Bazen bir hikaye, en başından sonunu bildiğimiz halde bizi şaşırtmayı başarır. Gabriel Garcia Marquez’in Kırmızı Pazartesi adlı romanı da tam olarak bunu yapıyor. Daha ilk cümlede Santiago Nasar’ın öldürüleceğini öğreniyoruz. Katiller belli, sebep belli ama yine de kitabı sonuna kadar elimizden bırakamıyoruz. Peki neden?

Çünkü bu roman sadece bir cinayeti değil, bir toplumun suskunluğunu anlatıyor. Herkesin önceden bildiği ama kimsenin engel olmak için harekete geçmediği bir cinayet bu. “Biri durdurur herhalde” diye düşünüp kenara çekilen insanların hikayesi. Bugün bile haberlerde benzer olaylarla karşılaşmıyor muyuz? Bir yanlışın farkında olup da ses çıkarmayan kalabalıklar… Maalesef Türkiye gerçeklerinin arasında yer alıyor.
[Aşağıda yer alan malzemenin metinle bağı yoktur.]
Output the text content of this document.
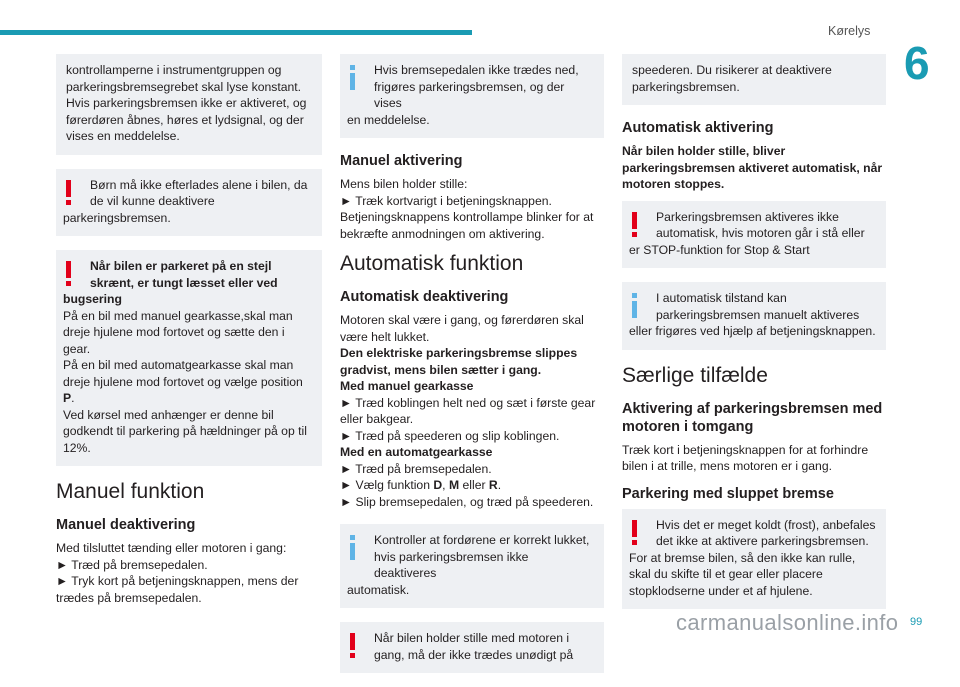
Kørelys
6
kontrollamperne i instrumentgruppen og parkeringsbremsegrebet skal lyse konstant. Hvis parkeringsbremsen ikke er aktiveret, og førerdøren åbnes, høres et lydsignal, og der vises en meddelelse.
Børn må ikke efterlades alene i bilen, da de vil kunne deaktivere
parkeringsbremsen.
Når bilen er parkeret på en stejl skrænt, er tungt læsset eller ved
bugsering
På en bil med manuel gearkasse,skal man dreje hjulene mod fortovet og sætte den i gear.
På en bil med automatgearkasse skal man dreje hjulene mod fortovet og vælge position P.
Ved kørsel med anhænger er denne bil godkendt til parkering på hældninger på op til 12%.
Manuel funktion
Manuel deaktivering

Med tilsluttet tænding eller motoren i gang:

► Træd på bremsepedalen.

► Tryk kort på betjeningsknappen, mens der trædes på bremsepedalen.

Hvis bremsepedalen ikke trædes ned, frigøres parkeringsbremsen, og der vises
en meddelelse.
Manuel aktivering

Mens bilen holder stille:

► Træk kortvarigt i betjeningsknappen.

Betjeningsknappens kontrollampe blinker for at bekræfte anmodningen om aktivering.

Automatisk funktion
Automatisk deaktivering

Motoren skal være i gang, og førerdøren skal være helt lukket.

Den elektriske parkeringsbremse slippes gradvist, mens bilen sætter i gang.

Med manuel gearkasse

► Træd koblingen helt ned og sæt i første gear eller bakgear.

► Træd på speederen og slip koblingen.

Med en automatgearkasse

► Træd på bremsepedalen.

► Vælg funktion D, M eller R.

► Slip bremsepedalen, og træd på speederen.

Kontroller at fordørene er korrekt lukket, hvis parkeringsbremsen ikke deaktiveres
automatisk.
Når bilen holder stille med motoren i gang, må der ikke trædes unødigt på
speederen. Du risikerer at deaktivere parkeringsbremsen.
Automatisk aktivering

Når bilen holder stille, bliver parkeringsbremsen aktiveret automatisk, når motoren stoppes.

Parkeringsbremsen aktiveres ikke automatisk, hvis motoren går i stå eller
er STOP-funktion for Stop & Start
I automatisk tilstand kan parkeringsbremsen manuelt aktiveres
eller frigøres ved hjælp af betjeningsknappen.
Særlige tilfælde
Aktivering af parkeringsbremsen med motoren i tomgang

Træk kort i betjeningsknappen for at forhindre bilen i at trille, mens motoren er i gang.

Parkering med sluppet bremse
Hvis det er meget koldt (frost), anbefales det ikke at aktivere parkeringsbremsen.
For at bremse bilen, så den ikke kan rulle, skal du skifte til et gear eller placere stopklodserne under et af hjulene.
99
carmanualsonline.info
Marquez, işte tam da bu noktaya parmak basıyor.

Kırmızı Pazartesi, sadece bir cinayet romanı değil; toplumsal sorumluluk, kader ve töre gibi derin konulara da dokunan, okuduğunuzda uzun süre aklınızdan çıkmayacak bir eser.

Kısacık ama sarsıcı. Eğer hala okumadıysanız, bu kitabı kaçırmayın. Çünkü bazı hikayeler sadece okunmak için değil, sorgulamak için yazılır.